Are we seeing dawn or nightfall? |
N.B. Today is a day of remembrance. On 6 January 2021 the U.S. Capitol was sacked by native barbarians, a first. A year later, we must anticipate & respond to further attacks on democracy and the rule of law. I've not selected any special quotes for today, so, as usual, the selection will be a more or less random selection from my past reading. However, in the near future, I do intend to post some reflections about the state of our nation.
Reductionism envisages a universe of things – and simply material things at that. How these things are related is viewed as a secondary matter. However, I suggest that relationships are primary, more foundational than the things related: that the relationships don’t just ‘connect’ pre-existing things, but modify what we mean by the ‘things’, which in turn modify everything else they are in relationship with. That is because what we are dealing with are, ultimately, relations, events, processes; ‘things’ is a useful shorthand for those elements, congealed in the flow of experience, that emerge secondarily from, and attract our attention in, a primary web of interconnexions. I have nothing against things, provided we don’t see them as primary.
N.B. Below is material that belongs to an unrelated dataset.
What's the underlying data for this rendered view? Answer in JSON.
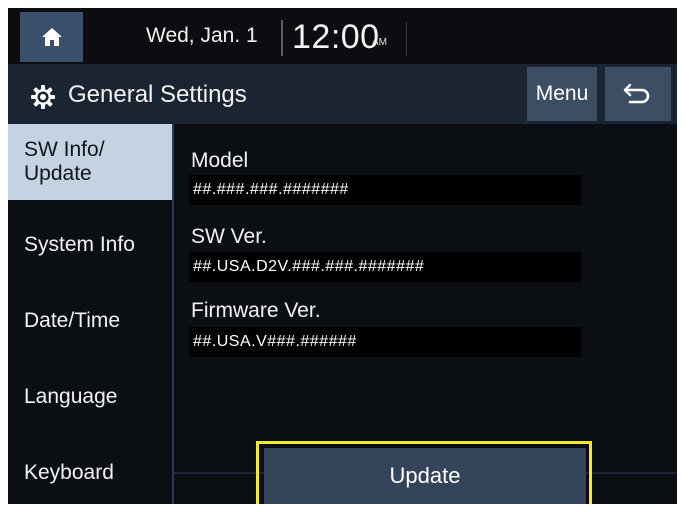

[W]e must also be prepared to find that, as Niels Bohr recognised, whereas trivial truths manifestly exclude their opposites, the most profound truths do not. This is itself a version of the realisation that what applies at the local level does not necessarily apply in the same way at the global level.
Seeming—the it-seems-to-me, dokei moi—is the mode, perhaps the only possible one, in which an appearing world is acknowledged and perceived.
Since the 1960s modernity has had to contend increasingly with a new cultural opponent. Within the philosophy of developmental politics, this third major worldview is most frequently called “postmodernism,” although other terms such as the “cultural creatives” or the “green meme” are also sometimes used. Even though the term “postmodern” is itself a battleground of meaning, this word is very useful (and worth fighting for) because it well describes the modernist worldview’s cultural successor. Modernist critics of postmodernism attempt to define it narrowly by equating it with the critical theory of philosophers such as Michel Foucault and Jacques Derrida. Controversial psychologist Jordan Peterson, for instance, characterizes postmodernism as “cultural Marxism.” From Peterson’s perspective, postmodernism is not a new worldview but merely a virulent ideology that has hijacked academia.
Yet while academic critical theory is certainly a feature of postmodern culture, it is only a relatively small part of this larger worldview, and not all postmodernists agree with its tenets. As with modernism and traditionalism, the worldview of postmodernism is not a monolithic belief system. It is a cultural structure of progressive values that contains its own internal contradictions and debates. But as will become increasingly apparent as our discussion unfolds, postmodernism must be recognized, not merely as a critical branch of academia, but as a third major worldview in its own right.
Along the way . . . politicians and other public figures learned how easily they could manipulate journalistic two-sidedness to spread misinformation.
The Constitution of Knowledge builds reputational credibility over decades; cancel culture demolishes it overnight.
Historians do not proceed by reference to testimony, but by putting testimony to the test.
Like trial lawyers.
And the sun is also a god, Apollo, or Apollo Helios, whose name, Plotinus and others tell us, is a-pollo, or not-manyness, the god of light and life, of the sun, of prophecy, of truth. We experience the god within us as intelligible, that is, as reality perceptible by us; and this reality is experienced as the overwhelming illumination of light and the warmth and illumination of truth itself. It is also beautiful, even if its beauty is also terrible in its transcendent indifference and blasting light.